The word Christmas is derived from the English “Christemasse” which it’s meaning is “Christ’s mass”, hence forth the word Christmas. This day commemorates the birth of the baby “Jesus”. Although no one knows the exact date Jesus was born, Christians have favored December 25th since ancient times. It is the date on which the Romans marked the Winter Solstice.
Modern customs include gift giving, exchange of Christmas cards, various decorations including the Christmas tree, lights, and of course Jolly Old Saint Nick. Santa Claus is also referred to as Father Christmas. It is believed that Santa first appeared in the 19th century and resembles Saint Nicholas. The first Christmas tree was brought to America from the German people that immigrated in the early 1800s. Tradition states that the tree symbolized the cross that Christ died for our sins. The green tree represents new life and the lights on the tree symbolize the birth of Christ, that He is the “Light of the World“. Red ornaments signify the blood Jesus shed for our sins. To top the tree either an angel or a star is used, to symbolize the angels that were there when Jesus was born, and the Star is to guide the Three Wise Men or the Magi to the baby Jesus.

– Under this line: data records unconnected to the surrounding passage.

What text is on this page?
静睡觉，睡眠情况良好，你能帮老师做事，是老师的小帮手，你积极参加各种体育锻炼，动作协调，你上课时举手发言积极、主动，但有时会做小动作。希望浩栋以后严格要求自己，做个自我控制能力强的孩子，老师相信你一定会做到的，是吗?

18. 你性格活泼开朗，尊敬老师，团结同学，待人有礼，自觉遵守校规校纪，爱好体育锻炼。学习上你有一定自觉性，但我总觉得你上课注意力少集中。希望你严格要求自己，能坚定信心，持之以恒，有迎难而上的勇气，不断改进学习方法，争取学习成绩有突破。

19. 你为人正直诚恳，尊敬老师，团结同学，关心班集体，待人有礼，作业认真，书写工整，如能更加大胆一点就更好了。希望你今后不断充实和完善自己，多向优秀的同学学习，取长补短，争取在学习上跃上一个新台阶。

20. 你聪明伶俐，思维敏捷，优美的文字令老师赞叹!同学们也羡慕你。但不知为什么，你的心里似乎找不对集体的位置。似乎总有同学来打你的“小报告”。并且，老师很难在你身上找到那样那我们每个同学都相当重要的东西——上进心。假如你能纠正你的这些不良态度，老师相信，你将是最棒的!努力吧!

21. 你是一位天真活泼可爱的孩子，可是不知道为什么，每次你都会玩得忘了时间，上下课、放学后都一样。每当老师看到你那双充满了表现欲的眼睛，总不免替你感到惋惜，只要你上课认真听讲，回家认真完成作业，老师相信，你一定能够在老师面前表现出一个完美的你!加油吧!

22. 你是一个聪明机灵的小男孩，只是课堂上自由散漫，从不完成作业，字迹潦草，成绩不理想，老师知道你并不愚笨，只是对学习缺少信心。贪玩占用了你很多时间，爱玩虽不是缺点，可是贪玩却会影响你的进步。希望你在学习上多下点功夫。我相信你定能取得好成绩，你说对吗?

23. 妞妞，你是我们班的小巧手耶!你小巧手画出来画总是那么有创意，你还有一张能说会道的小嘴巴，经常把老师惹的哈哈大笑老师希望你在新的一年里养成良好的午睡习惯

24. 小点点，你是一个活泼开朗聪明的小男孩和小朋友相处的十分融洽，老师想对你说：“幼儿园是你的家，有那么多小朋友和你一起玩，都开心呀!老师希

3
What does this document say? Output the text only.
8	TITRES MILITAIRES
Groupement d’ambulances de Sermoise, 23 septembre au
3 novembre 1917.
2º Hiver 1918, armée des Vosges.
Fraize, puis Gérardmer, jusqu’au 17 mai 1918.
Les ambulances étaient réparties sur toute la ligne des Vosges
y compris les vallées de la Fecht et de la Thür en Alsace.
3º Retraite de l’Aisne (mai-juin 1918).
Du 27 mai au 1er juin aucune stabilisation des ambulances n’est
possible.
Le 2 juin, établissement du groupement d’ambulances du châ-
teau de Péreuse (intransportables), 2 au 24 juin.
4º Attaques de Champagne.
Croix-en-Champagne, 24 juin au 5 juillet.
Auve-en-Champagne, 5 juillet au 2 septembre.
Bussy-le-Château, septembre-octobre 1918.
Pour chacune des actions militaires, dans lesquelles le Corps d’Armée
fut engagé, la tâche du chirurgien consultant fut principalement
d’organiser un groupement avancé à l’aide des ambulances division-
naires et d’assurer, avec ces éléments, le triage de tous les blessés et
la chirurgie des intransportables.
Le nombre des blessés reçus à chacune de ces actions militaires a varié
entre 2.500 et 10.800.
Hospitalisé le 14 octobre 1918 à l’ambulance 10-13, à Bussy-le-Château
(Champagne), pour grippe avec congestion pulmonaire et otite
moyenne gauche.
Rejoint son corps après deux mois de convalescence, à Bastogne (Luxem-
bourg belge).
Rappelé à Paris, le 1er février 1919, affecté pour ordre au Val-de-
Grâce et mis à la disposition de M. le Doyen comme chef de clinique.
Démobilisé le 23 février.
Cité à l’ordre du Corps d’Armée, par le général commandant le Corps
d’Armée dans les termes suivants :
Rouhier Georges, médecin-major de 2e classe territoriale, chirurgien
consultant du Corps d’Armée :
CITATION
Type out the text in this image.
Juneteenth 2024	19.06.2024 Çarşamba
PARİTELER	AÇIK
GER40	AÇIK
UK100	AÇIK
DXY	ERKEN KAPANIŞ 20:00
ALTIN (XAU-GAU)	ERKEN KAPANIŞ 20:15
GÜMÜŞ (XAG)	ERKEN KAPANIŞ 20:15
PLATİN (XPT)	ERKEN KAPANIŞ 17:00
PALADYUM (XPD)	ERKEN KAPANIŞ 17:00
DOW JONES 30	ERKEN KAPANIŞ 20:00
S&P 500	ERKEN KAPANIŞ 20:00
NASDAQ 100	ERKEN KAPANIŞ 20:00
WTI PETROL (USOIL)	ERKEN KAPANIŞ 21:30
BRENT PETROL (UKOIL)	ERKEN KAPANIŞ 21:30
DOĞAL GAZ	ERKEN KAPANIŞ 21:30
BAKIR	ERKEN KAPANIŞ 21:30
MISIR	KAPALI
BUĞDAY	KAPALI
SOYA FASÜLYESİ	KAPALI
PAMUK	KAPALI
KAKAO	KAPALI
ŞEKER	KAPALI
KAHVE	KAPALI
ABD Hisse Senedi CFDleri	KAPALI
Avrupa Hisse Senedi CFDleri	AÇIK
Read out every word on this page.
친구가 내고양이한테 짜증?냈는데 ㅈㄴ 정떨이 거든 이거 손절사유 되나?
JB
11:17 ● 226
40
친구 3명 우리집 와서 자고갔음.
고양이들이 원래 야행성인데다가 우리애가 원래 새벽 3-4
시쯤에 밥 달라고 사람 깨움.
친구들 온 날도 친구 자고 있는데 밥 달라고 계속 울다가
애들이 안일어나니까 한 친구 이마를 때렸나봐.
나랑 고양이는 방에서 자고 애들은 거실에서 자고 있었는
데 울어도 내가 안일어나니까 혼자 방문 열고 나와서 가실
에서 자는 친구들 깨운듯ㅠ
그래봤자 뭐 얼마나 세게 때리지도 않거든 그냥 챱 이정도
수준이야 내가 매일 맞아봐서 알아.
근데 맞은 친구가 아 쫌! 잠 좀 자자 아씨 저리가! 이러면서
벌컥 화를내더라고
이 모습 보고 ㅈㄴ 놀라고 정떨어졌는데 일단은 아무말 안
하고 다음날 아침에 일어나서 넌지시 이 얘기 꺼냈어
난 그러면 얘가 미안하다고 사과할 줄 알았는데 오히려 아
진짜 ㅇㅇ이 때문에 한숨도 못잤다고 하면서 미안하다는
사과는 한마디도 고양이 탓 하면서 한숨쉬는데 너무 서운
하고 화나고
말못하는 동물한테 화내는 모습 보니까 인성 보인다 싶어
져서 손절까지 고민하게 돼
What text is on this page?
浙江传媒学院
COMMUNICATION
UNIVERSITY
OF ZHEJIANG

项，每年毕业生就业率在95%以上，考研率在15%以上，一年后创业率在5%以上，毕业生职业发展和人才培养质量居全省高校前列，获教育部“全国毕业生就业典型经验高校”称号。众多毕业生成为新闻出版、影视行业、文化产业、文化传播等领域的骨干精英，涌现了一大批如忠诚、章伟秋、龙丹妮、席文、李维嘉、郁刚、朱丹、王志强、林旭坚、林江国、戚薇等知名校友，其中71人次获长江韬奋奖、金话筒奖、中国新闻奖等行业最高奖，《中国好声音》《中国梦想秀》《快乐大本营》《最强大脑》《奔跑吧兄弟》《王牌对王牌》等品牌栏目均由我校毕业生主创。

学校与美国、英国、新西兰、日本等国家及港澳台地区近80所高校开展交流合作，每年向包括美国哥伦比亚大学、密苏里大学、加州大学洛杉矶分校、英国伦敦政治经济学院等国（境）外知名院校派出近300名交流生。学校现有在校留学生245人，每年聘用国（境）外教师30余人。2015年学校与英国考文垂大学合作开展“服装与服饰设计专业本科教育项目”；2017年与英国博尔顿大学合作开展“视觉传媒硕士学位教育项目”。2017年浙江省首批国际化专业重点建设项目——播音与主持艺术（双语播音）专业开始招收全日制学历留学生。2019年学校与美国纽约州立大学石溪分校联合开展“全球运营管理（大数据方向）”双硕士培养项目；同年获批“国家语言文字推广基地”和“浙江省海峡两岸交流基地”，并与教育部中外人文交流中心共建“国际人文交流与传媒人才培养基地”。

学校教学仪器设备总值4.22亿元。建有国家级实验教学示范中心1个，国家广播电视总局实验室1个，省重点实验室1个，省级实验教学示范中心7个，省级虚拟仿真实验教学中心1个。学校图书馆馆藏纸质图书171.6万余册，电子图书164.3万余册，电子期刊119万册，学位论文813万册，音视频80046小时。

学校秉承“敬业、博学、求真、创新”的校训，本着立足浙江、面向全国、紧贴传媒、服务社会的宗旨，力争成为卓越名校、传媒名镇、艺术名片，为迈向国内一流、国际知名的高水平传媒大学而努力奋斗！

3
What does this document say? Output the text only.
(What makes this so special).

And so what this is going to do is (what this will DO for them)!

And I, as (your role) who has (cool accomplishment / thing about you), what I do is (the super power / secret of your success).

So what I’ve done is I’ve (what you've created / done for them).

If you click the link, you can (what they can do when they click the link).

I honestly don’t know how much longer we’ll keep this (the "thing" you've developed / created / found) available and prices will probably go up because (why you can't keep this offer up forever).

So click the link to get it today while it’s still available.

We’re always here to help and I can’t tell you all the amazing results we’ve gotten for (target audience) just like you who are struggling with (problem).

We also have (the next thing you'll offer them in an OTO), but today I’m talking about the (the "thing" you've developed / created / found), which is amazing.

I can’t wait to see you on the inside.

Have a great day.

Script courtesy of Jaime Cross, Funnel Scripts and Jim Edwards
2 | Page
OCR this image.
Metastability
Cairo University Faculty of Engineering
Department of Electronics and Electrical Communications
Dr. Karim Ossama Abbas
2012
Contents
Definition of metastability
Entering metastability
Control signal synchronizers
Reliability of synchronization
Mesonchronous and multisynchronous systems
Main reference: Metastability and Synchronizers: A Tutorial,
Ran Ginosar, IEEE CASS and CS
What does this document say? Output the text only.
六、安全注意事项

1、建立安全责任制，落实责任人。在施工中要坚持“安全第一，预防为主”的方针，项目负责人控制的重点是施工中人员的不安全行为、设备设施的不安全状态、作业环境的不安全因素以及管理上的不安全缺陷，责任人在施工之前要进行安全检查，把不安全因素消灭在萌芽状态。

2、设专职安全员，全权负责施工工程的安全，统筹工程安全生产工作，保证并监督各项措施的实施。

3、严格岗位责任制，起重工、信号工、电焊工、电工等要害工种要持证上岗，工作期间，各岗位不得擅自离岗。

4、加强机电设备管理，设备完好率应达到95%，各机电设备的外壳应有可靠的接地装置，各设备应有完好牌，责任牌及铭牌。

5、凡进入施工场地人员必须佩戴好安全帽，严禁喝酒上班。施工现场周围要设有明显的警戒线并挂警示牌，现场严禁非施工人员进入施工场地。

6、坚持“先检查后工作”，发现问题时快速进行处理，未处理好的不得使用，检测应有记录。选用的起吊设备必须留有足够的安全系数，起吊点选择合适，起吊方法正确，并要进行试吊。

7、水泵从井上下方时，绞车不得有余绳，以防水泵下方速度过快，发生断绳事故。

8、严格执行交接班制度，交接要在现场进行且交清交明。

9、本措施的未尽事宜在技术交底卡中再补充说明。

|Grandparents, Julia & Louis Fiore & me|
1 cup of Arborio rice
3 large eggs
Salt & pepper to taste
1/4 cup of grated Pecorino Romano Cheese
1/4 cup of diced mozzarella cheese
1/2 cup of diced Prosciutto or ham (about two ounces)
3 tablespoons finely minced fresh parsley
2 cups bread crumbs
1/4 cup of tomato sauce
Vegetable oil for deep-frying
Cook rice in 2 1/2 cups of boiling water for about 15 minutes. The rice should be still quite firm. Drain and put in bowl. Lightly beat 1 egg and add to the rice, along with the grated cheese, parsley, 2 tablespoons of tomato sauce and salt plus pepper. Mix well. Chill the mixture in the refrigerator for about 15 minutes. In another bowl, mix the mozzarella cheese, prosciutto or ham and the remaining 2 tablespoons of tomato sauce.
With floured hands, divide the rice mixture into 8 or 10 portions and roll each portion into a ball, the size of a small orange. Poke a hole into the center of each ball with your finger and insert about 1 1/2 tablespoons of the mozzarella mixture. Reshape and smooth the balls to enclose the filling. In a shallow dish, beat the remaining 2 eggs. Put breadcrumbs into a shallow dish. Dip the balls into the eggs, coat well. Then coat into breadcrumbs evenly. Let them dry on a plate in the refrigerator for about 30 minutes.
In deep fry pan, heat oil to 375° F. Fry the balls until they are golden brown on all sides. Drain them on paper towels and serve immediately, with some tomato sauce. Enjoy..Abbondanza!!!